Seeing that safety and hygiene seem to be the biggest challenge at the moment, both Zomato and Swiggy have tried to curate their home pages to offer increased visibility to brands maintaining protocols. Elaborating on this, Swiggy spokesperson said, “Our ‘Best Safety Restaurant’ curation helps consumers identify restaurants that are adhering to strict safety standards. Moreover, they receive primary visibility on Swiggy’s homepage which makes it easy for customers to choose from a list of safe restaurants.”

Notwithstanding these implementations, restaurateurs seem to continue to want to move away from the aggregator models. Last year, restauranteurs conglomerated to revolt against several practices by these apps, such as deep discounts and data hoarding. That sentiment hasn’t waned. Devidayal asserts, “The idea is to eventually break away from aggregator models.” To that end, many restaurants have apparently begun building white-label websites to create individual portals for food delivery. “There are a lot of tech innovations in place within the restaurant industry. For Magazine Street Kitchen, for example, we tied up with Near.Store. It’s not a white-label website, but more like an online grocery store, and since baked goods fall under this category, it worked for this particular brand. But for The Table and Iktara, we’re working on their individual websites,” Devidayal revealed.
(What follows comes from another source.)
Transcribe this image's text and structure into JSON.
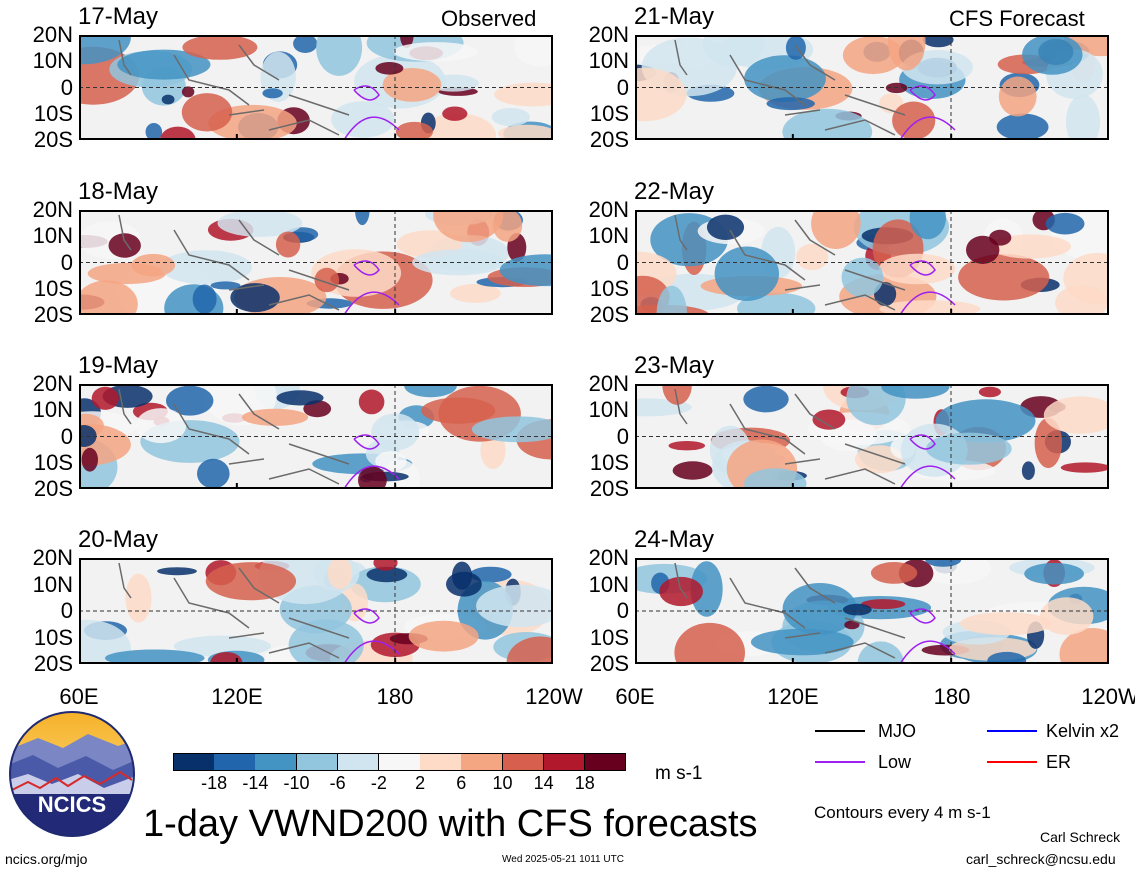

New rules for the new normal

In early June, F&B entrepreneur Karan Tanna and Mumbai-based restaurateur, Pawan Shahri launched Bro Eats, a new food aggregator app, in a bid to mitigate the issues the restaurant is currently facing with traditional food delivery platforms. Bro Eats’ core USP is that it offers restaurant partners a subsidised commission rate of 5 per cent, as opposed to 25 to 30 per cent, which is the norm with apps like, Swiggy and Zomato. “To start off with, we were figuring different ways to do deliveries for our own brands. Considering that delivery is going to account for a massive chunk of our revenues in the coming months, we couldn’t completely depend on the current aggregator models because of the commission percentage they charge. We wanted a model, where customers could reach out to us directly and there is no compulsion on restaurants to depend for an end-to-end service model, meaning they could carry out delivering the food on their own accord, if they so wish,” Shahri says, explaining the genesis of the app. While it may seem like a time for aggregators and restaurateurs to join forces, the issue of high commission rates – and the cumulative setback it is going to create – negates any chances of a détente. 

Increased tech improvements and further diversification is expected in the coming months. Speaking for Bro Eats alone, Shahri reveals the apps’ interest in delving into creating dine-in experiences in collaboration with restaurants – this is expected to be a huge new segment with dining out being a tricky terrain – and tapping into the pool of home chefs and independent F&B players. What else the world of food has in store for us in the new normal, we’ll have to wait and watch. Until then stay safe and stay fed.